While in Berkshire Hills, Luks came to know and paint the residents while he searched for antiques with which to furnish his home and subjects with which to inspire his brush. The watercolors of this period are among the best he ever produced. His mastery of color is fully evoked, employing brilliant, bold colors. Luks was adventurous with his use of color, with the farm house alternating in orange. red, and white, set amongst the rich green and yellow of the grass. In his work, he strove for originality and opposed traditional painting.
"My House, Berkshire Hills," expressively rendered in orange and yellow amid a field of green and blue mountains leaves little doubt Luks relished being there and loved the freedom and opportunity it presented. His cheerful outlook on this property and the positive effects it had on his health is confirmed in several letters written during summers he spent there. He used this property as a haven from his inner turmoil, and his work captures that spirit through his use of color.
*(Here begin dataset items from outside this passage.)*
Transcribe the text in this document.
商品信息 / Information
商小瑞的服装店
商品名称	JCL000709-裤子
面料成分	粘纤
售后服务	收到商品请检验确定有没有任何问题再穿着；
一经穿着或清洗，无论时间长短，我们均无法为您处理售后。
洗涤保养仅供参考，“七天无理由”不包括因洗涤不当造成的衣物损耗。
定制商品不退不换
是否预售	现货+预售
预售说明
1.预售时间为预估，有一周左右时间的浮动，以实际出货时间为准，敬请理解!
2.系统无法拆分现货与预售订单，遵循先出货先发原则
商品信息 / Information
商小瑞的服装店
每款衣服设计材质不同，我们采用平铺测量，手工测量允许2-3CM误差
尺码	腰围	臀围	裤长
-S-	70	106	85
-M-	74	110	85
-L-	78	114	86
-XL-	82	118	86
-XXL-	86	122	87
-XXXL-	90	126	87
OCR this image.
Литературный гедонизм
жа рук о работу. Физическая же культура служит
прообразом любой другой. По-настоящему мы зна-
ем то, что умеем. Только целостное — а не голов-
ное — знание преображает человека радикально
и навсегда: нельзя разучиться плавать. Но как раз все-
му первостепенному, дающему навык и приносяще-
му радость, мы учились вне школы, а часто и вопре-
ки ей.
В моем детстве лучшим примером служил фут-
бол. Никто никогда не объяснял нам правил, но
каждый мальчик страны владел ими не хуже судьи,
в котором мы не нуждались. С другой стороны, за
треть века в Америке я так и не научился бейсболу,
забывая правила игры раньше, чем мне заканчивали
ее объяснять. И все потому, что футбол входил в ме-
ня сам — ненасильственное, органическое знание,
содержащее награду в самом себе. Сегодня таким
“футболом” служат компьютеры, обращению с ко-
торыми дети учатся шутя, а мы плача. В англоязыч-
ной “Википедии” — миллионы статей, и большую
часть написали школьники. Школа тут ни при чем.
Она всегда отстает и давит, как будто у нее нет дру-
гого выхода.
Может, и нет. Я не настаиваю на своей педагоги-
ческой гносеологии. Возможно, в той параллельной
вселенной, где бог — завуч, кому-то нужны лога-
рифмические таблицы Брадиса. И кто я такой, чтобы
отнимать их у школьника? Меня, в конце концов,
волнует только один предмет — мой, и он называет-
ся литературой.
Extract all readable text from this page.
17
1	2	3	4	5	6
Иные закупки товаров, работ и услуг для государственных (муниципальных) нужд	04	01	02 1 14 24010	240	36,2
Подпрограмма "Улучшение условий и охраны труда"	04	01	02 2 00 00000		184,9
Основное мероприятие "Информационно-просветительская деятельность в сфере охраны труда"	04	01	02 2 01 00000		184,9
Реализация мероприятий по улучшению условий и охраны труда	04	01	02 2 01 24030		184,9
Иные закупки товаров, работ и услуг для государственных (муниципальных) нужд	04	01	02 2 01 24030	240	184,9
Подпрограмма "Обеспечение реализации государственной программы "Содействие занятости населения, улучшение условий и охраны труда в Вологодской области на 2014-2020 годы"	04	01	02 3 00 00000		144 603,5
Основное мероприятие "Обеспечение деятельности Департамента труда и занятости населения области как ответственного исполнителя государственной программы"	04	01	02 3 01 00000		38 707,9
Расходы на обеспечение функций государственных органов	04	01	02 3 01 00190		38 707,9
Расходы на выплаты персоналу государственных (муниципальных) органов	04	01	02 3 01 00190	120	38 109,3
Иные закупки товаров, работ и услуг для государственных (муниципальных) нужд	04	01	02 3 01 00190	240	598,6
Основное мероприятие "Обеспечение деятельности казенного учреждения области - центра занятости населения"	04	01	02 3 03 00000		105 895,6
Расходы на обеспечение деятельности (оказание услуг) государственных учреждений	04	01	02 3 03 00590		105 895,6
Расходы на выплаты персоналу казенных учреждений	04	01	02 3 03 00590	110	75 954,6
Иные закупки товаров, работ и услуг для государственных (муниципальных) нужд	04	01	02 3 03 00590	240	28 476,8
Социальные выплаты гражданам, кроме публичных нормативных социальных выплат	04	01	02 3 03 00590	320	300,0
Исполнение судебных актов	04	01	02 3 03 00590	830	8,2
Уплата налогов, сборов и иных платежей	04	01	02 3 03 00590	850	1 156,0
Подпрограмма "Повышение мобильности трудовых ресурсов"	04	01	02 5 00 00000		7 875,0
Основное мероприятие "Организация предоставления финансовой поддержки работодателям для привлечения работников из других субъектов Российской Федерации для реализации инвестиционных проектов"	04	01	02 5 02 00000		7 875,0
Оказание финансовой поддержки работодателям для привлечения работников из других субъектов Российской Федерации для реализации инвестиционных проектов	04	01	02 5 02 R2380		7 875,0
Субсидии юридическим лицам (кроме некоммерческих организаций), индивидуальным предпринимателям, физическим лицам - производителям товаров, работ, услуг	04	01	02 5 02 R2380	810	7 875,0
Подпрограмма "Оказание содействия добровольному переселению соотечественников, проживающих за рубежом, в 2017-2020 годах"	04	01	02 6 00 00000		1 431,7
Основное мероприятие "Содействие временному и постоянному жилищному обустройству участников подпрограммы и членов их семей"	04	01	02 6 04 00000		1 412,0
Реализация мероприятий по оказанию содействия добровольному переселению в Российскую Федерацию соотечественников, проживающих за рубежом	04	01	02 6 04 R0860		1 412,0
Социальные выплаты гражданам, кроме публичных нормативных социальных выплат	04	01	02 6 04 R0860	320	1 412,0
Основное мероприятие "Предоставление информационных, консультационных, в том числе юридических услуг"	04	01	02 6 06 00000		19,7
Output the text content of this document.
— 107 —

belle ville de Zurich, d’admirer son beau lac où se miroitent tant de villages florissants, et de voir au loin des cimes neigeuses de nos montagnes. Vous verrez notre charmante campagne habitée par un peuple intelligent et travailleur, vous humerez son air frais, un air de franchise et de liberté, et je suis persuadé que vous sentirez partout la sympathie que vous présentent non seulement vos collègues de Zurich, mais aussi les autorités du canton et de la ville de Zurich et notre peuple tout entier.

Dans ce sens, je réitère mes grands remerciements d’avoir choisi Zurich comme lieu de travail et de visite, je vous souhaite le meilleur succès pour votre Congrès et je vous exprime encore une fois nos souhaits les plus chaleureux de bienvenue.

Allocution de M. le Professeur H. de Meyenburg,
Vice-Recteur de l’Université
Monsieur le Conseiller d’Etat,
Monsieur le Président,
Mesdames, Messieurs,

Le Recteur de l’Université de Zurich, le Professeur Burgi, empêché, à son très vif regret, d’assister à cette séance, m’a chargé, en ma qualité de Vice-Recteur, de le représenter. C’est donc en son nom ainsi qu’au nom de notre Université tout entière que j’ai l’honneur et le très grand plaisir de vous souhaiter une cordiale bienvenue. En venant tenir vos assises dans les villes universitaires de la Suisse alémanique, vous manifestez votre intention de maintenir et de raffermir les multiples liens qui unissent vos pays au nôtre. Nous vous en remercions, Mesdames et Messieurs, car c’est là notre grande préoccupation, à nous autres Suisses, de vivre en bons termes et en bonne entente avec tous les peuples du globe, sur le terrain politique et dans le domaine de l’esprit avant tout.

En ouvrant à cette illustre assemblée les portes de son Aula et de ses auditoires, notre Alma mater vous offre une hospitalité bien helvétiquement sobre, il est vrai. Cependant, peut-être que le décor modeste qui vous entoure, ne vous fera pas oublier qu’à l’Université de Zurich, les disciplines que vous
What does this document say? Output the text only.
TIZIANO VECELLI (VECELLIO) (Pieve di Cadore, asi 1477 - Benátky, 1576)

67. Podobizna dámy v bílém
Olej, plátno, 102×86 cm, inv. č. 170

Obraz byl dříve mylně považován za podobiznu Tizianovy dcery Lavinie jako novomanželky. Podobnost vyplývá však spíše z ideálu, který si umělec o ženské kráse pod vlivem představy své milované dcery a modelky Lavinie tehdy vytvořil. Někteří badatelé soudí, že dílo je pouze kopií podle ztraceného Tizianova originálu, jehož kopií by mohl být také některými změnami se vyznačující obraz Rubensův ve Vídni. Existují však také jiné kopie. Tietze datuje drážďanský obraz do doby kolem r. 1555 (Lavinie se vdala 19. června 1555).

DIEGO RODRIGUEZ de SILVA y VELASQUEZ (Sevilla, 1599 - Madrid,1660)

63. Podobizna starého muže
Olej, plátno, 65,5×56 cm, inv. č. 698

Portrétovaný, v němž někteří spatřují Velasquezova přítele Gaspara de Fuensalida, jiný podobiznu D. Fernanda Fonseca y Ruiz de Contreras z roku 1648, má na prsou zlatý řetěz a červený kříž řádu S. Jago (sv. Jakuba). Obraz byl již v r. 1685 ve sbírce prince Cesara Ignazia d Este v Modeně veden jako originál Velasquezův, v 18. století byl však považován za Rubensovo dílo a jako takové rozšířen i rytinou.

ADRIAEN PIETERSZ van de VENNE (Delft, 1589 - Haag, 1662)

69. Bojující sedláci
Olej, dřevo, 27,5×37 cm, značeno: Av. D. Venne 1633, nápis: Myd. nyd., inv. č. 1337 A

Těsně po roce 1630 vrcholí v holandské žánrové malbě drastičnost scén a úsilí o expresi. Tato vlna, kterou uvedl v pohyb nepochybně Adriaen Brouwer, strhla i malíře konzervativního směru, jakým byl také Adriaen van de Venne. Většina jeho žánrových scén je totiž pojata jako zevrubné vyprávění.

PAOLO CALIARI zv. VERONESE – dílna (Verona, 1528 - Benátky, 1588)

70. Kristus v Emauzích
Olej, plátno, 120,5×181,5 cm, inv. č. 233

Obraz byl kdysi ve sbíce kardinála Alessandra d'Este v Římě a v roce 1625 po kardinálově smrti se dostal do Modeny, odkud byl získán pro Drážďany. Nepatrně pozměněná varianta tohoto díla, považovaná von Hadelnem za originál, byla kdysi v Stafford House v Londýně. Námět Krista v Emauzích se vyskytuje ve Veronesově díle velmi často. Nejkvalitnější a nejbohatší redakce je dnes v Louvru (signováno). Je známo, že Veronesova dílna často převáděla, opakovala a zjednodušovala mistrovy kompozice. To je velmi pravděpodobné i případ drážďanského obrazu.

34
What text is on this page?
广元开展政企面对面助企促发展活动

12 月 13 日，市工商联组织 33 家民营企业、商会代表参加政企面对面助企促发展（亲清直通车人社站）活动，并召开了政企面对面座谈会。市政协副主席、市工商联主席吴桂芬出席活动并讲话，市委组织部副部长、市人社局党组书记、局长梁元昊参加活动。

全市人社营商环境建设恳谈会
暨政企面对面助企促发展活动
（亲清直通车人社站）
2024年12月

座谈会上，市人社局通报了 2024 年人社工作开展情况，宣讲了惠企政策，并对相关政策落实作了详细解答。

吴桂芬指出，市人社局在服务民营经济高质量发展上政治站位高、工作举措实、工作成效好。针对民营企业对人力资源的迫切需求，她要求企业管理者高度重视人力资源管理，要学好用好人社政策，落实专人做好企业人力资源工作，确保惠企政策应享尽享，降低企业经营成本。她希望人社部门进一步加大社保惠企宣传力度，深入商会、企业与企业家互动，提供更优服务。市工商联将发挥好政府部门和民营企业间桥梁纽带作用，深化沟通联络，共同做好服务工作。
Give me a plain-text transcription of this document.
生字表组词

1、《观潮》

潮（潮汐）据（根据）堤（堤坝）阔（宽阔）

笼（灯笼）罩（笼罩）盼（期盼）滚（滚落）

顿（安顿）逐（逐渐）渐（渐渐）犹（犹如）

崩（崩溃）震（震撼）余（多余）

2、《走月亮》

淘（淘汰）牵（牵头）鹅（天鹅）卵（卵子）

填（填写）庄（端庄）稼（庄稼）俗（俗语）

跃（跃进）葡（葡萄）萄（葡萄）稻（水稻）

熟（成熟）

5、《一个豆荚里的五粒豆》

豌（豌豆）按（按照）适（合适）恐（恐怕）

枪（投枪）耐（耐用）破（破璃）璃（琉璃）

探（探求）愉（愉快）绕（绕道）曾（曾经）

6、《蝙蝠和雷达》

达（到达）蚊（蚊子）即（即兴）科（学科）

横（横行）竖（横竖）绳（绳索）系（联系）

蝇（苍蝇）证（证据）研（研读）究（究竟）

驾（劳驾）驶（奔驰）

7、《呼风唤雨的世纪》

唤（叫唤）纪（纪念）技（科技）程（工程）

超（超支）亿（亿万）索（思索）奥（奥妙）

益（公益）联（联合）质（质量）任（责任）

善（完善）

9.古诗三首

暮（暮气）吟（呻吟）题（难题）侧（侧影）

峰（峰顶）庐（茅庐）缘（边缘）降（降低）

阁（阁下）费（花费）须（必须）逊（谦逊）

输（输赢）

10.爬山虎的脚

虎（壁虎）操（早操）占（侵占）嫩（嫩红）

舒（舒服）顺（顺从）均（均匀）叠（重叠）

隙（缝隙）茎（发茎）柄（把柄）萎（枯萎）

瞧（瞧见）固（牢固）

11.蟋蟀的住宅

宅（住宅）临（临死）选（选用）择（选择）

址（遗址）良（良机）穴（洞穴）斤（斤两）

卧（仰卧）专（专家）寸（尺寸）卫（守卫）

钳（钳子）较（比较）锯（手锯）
Luks had a very unique way of mixing paint and using color. A few critics remarked upon his use of color in 1916, noting:
"He buys pigment and mixes his own colors and burns his cobalt to see if it is a true blue cobalt, and turns his back on the ready made paint tubes with a scorn worthy of the ancients. He seeks and finds his own ways of putting paint on canvas, too. He puts colors that ‘bleed’ on the blank surface, and when they are dry he puts colors over them, and in two or three or ten years the undercolors will have bled a little through the overcolors, and you get something very beautiful and wholly different from anything that can be made from mixing two wet colors."